Our move to certification comes after more than a decade of practising organic farming at these sites and supporting the many biodynamic principles that are supplementary to organic farming. We are among several fellow premium Peninsula growers who have been exploring this sustainable approach to growing wine grapes over a long period but we believe we are the first to receive certification for our winery.

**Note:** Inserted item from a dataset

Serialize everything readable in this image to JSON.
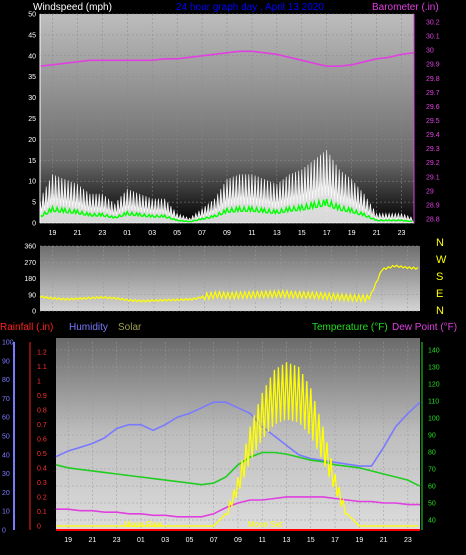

Wines within the Foxeys range from our certified vineyards are permitted to carry the ACO certification logo on the label. In addition to our certified vineyards we have others on the Peninsula which we contract to supplement our own grape production. These vineyards are not organically farmed. They are, however, managed with as little chemical input as the owners and vineyard managers feel is appropriate. We have purchased fruit from these vineyards for up to 15 years.

Wineries do not make flavour: flavour comes from grapes. We keep intervention to a minimum but we influence the journey from vineyard to bottle with a range of decisions in the winery. We generally use natural yeasts and bacteria to ferment grapes rather than inoculating with packets. We handle juice in an oxidative manner. We use new oak to add complexity to wine rather than to dominate it. We use only French oak (not American oak).

We like wines that are savoury and interesting rather than forward and fruity. That means picking ripe grapes with the lowest sugars possible to keep alcohols down and making wines which speak of their natural acid and tannin structures.